Sunday, November 8, 2015

The Amazing World of Birds



Birds are one of the wonders of Nature, and we men have been in awe of them since we first understood who we were. They brighten up our world in flashes of colored movement, and they put food on the table for our families. 

Recent studies suggest that birds are truly the last tangible link with the extinct land dinosaurs. Possibly even more so then the reptiles, such as the snake, turtle, lizard and crocodile. It further suggest that at least some of these dinosaurs were warm blooded and cared for their young in a similar manor as birds today. Surely, there is so much diversity among birds that an assumption such as this must have validity. 


In the natural history museum in New Orleans there are shelves stacked upon shelves of displayed birds from around the world, painstakingly collected by Ornithologists. The collecting and study of birds is one of the oldest forms of zoology, and when big game hunters were measuring the size of horns to compare a mounted commemoration, ornithologists were already mapping out migratory journeys.

Scientists would prepare a specimen and meticulously measure and categorize by color and the most subtly of variation. Those specimens are a remnant of these times. It was the modern introduction of photography, especially color photography, and the use of hand held and portable binoculars, that brought more sophisticated observational skills to the field. Today, it is no longer necessary to shoot a specimen to study it.



Other animals on our planet are far easier to study then birds. For one thing it is virtually impossible to distinguish one of the same species from another. In the 1920’s an amazing observer and artist Jean-Jacques Audubon devised a method for telling them apart. As he visited his parent’s home in Pennsylvania he captured several flycatchers and tied colored thread to their legs. He found that those same individuals returned to nest from their southern migration. It was a great finding, but the amazing capacity of birds astound scientist to this very day.
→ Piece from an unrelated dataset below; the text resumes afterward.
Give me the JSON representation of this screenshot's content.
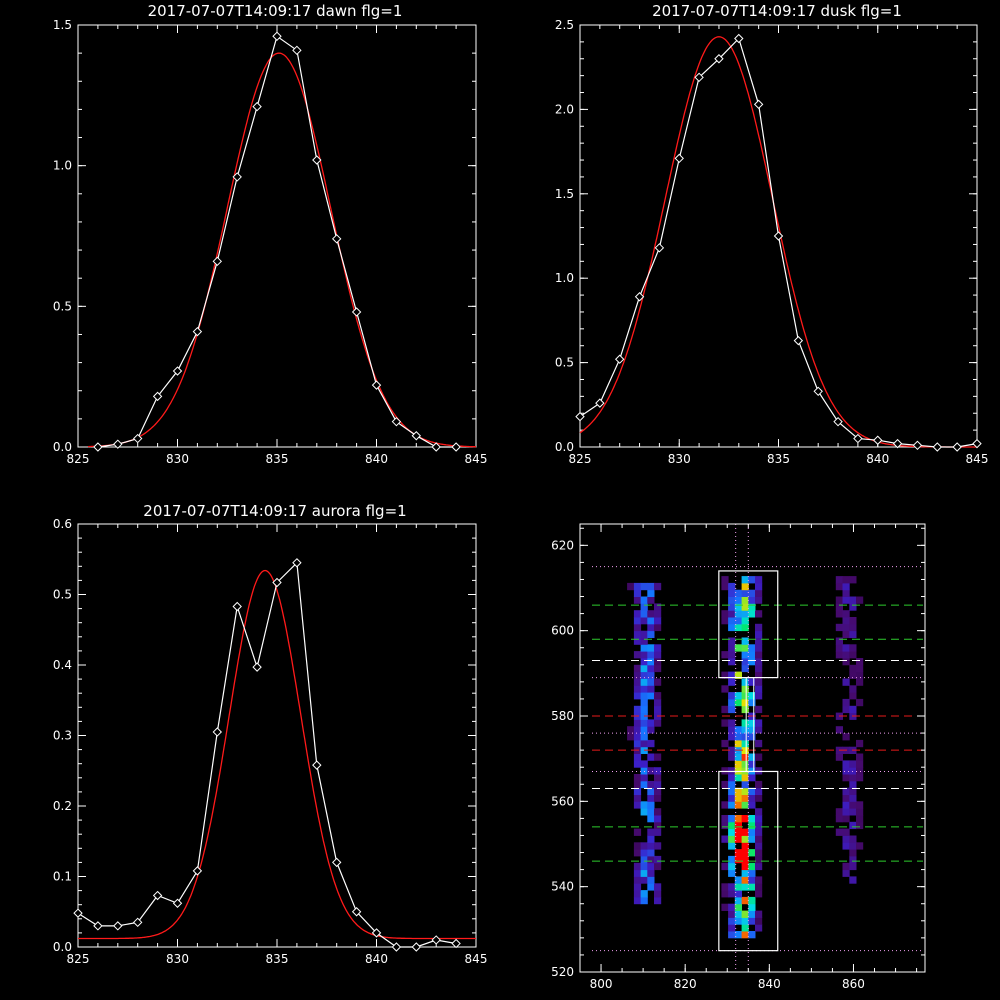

They have abilities we can only guess at.
I noticed that one of the seagulls eating our leftovers in the Gulf of Mexico had its wings sprayed orange, and several of them, on closer observation, had rings, or bands, on their legs. Further study is going on. Radio transmitters have been placed on the backs of some of the larger migratory birds and tracked by satellite. One bird, the great Albatross, was found to travel a thousand miles high up in the thermals for a bit of food to bring back to its nest.
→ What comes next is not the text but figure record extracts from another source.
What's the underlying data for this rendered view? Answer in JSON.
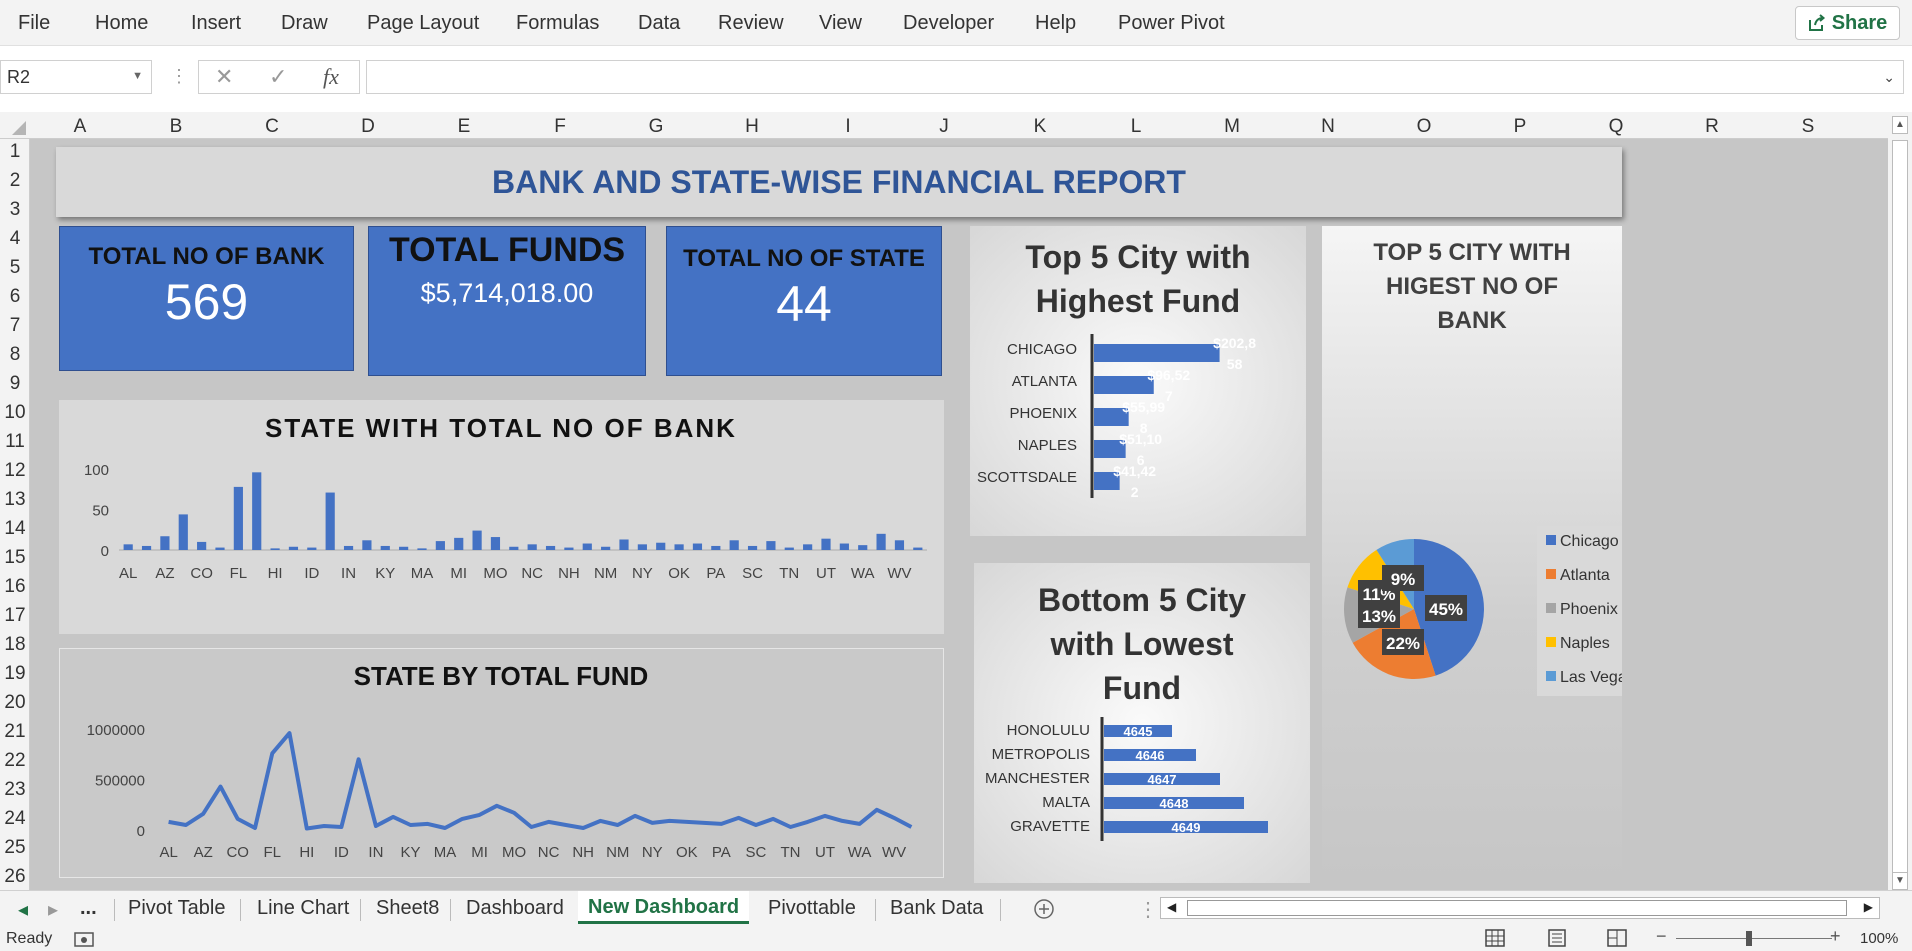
{
  "ribbon": {
    "tabs": [
      "File",
      "Home",
      "Insert",
      "Draw",
      "Page Layout",
      "Formulas",
      "Data",
      "Review",
      "View",
      "Developer",
      "Help",
      "Power Pivot"
    ],
    "share_label": "Share",
    "share_icon": "share-icon"
  },
  "formula_bar": {
    "name_box": "R2",
    "formula": "",
    "fx_label": "fx"
  },
  "columns": [
    "A",
    "B",
    "C",
    "D",
    "E",
    "F",
    "G",
    "H",
    "I",
    "J",
    "K",
    "L",
    "M",
    "N",
    "O",
    "P",
    "Q",
    "R",
    "S"
  ],
  "rows": [
    "1",
    "2",
    "3",
    "4",
    "5",
    "6",
    "7",
    "8",
    "9",
    "10",
    "11",
    "12",
    "13",
    "14",
    "15",
    "16",
    "17",
    "18",
    "19",
    "20",
    "21",
    "22",
    "23",
    "24",
    "25",
    "26"
  ],
  "dashboard": {
    "title": "BANK AND STATE-WISE FINANCIAL REPORT",
    "kpis": {
      "banks_label": "TOTAL NO OF BANK",
      "banks_value": "569",
      "funds_label": "TOTAL FUNDS",
      "funds_value": "$5,714,018.00",
      "states_label": "TOTAL NO OF STATE",
      "states_value": "44"
    }
  },
  "chart_data": [
    {
      "type": "bar",
      "title": "STATE WITH TOTAL NO OF BANK",
      "categories": [
        "AL",
        "",
        "AZ",
        "",
        "CO",
        "",
        "FL",
        "",
        "HI",
        "",
        "ID",
        "",
        "IN",
        "",
        "KY",
        "",
        "MA",
        "",
        "MI",
        "",
        "MO",
        "",
        "NC",
        "",
        "NH",
        "",
        "NM",
        "",
        "NY",
        "",
        "OK",
        "",
        "PA",
        "",
        "SC",
        "",
        "TN",
        "",
        "UT",
        "",
        "WA",
        "",
        "WV",
        ""
      ],
      "values": [
        7,
        5,
        17,
        44,
        10,
        3,
        78,
        96,
        2,
        4,
        3,
        71,
        5,
        12,
        5,
        4,
        2,
        11,
        15,
        24,
        16,
        4,
        7,
        5,
        3,
        8,
        4,
        13,
        7,
        9,
        7,
        8,
        5,
        12,
        5,
        11,
        3,
        7,
        14,
        8,
        6,
        20,
        12,
        3
      ],
      "yticks": [
        "0",
        "50",
        "100"
      ],
      "ylim": [
        0,
        110
      ]
    },
    {
      "type": "line",
      "title": "STATE BY TOTAL FUND",
      "categories": [
        "AL",
        "",
        "AZ",
        "",
        "CO",
        "",
        "FL",
        "",
        "HI",
        "",
        "ID",
        "",
        "IN",
        "",
        "KY",
        "",
        "MA",
        "",
        "MI",
        "",
        "MO",
        "",
        "NC",
        "",
        "NH",
        "",
        "NM",
        "",
        "NY",
        "",
        "OK",
        "",
        "PA",
        "",
        "SC",
        "",
        "TN",
        "",
        "UT",
        "",
        "WA",
        "",
        "WV",
        ""
      ],
      "values": [
        80000,
        50000,
        160000,
        430000,
        110000,
        20000,
        760000,
        960000,
        15000,
        40000,
        30000,
        700000,
        40000,
        130000,
        50000,
        60000,
        20000,
        110000,
        150000,
        240000,
        170000,
        30000,
        80000,
        50000,
        20000,
        90000,
        50000,
        140000,
        70000,
        90000,
        80000,
        70000,
        60000,
        120000,
        50000,
        110000,
        30000,
        80000,
        140000,
        90000,
        60000,
        200000,
        120000,
        30000
      ],
      "yticks": [
        "0",
        "500000",
        "1000000"
      ],
      "ylim": [
        0,
        1050000
      ]
    },
    {
      "type": "bar",
      "title": "Top 5 City with Highest Fund",
      "categories": [
        "CHICAGO",
        "ATLANTA",
        "PHOENIX",
        "NAPLES",
        "SCOTTSDALE"
      ],
      "values": [
        202858,
        96527,
        55998,
        51106,
        41422
      ],
      "labels": [
        "$202,858",
        "$96,527",
        "$55,998",
        "$51,106",
        "$41,422"
      ],
      "xlim": [
        0,
        210000
      ]
    },
    {
      "type": "bar",
      "title": "Bottom 5 City with Lowest Fund",
      "categories": [
        "HONOLULU",
        "METROPOLIS",
        "MANCHESTER",
        "MALTA",
        "GRAVETTE"
      ],
      "values": [
        4645,
        4646,
        4647,
        4648,
        4649
      ],
      "labels": [
        "4645",
        "4646",
        "4647",
        "4648",
        "4649"
      ]
    },
    {
      "type": "pie",
      "title": "TOP 5 CITY WITH HIGEST NO OF BANK",
      "slices": [
        {
          "name": "Chicago",
          "value": 45,
          "label": "45%",
          "color": "#4472c4"
        },
        {
          "name": "Atlanta",
          "value": 22,
          "label": "22%",
          "color": "#ed7d31"
        },
        {
          "name": "Phoenix",
          "value": 13,
          "label": "13%",
          "color": "#a5a5a5"
        },
        {
          "name": "Naples",
          "value": 11,
          "label": "11%",
          "color": "#ffc000"
        },
        {
          "name": "Las Vegas",
          "value": 9,
          "label": "9%",
          "color": "#5b9bd5"
        }
      ],
      "legend": "right"
    }
  ],
  "sheet_tabs": {
    "more": "...",
    "tabs": [
      "Pivot Table",
      "Line Chart",
      "Sheet8",
      "Dashboard",
      "New Dashboard",
      "Pivottable",
      "Bank Data"
    ],
    "active": "New Dashboard"
  },
  "status": {
    "ready": "Ready",
    "zoom": "100%"
  },
  "colors": {
    "accent": "#217346",
    "kpi": "#4472c4",
    "title": "#2f5597"
  }
}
Released penguins with instruments that can measure water pressure are found to dive more then a thousand feet for a snack. And then the new science of genetics can now map the lineage of one species with another, comparing and cross-referencing information that wasn’t even thought of just a few years ago. The study of birds has become a rich and fascinating subject, and the knowledge we have is now known to be just a scratch on the surface of what is yet to be discovered.

Bird watchers are somewhat stereotyped. They have thick glasses, wear suspenders, and are constantly looking for the “Yellow Bellied Sap Sucker.” But we are all bird watchers, admittedly so or not. Our free spirit envies that spec of an eagle gliding on a thermal, and it is always amazing to see a hummingbird flashing scarlet and emerald in our garden.
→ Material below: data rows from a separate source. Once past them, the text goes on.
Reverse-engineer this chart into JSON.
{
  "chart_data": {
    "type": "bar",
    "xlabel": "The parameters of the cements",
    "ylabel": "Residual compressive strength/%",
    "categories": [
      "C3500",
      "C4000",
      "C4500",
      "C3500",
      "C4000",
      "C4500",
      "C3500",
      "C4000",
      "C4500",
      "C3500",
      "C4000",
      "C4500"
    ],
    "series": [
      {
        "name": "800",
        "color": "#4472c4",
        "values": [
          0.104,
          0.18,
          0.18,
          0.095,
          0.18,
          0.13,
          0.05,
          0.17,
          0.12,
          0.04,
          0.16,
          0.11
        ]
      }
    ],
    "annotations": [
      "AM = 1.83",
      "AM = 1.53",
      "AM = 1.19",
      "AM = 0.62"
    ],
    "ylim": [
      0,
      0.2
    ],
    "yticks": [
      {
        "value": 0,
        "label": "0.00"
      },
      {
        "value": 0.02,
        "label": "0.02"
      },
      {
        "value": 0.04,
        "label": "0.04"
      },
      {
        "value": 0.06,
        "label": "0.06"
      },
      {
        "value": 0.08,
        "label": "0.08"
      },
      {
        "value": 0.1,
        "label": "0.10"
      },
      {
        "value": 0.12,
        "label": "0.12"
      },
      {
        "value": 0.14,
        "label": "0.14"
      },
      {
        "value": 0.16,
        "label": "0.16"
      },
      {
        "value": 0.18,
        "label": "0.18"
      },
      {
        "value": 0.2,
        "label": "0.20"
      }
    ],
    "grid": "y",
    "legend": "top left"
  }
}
There are those, like terns, who can navigate from pole to pole, guided by the stars and earth’s magnetic pull, and some who can swim deep in the ocean for a meal then go skipping along high into the air, like a cormorant. Some are overland blurs like the Texas roadrunner and the African secretary bird, and the Louisiana bullbat that dives like a vibrating meteor above our parking lots, is something to behold.

Want to have a bit of fun? Put on your suspenders and thick glasses; then bring your old field glasses, and a couple of six-year-olds into the wilds of your back yard. You will find that there is still a lot of magic left in this old world, old timer, and a six year old can reintroduce you to it.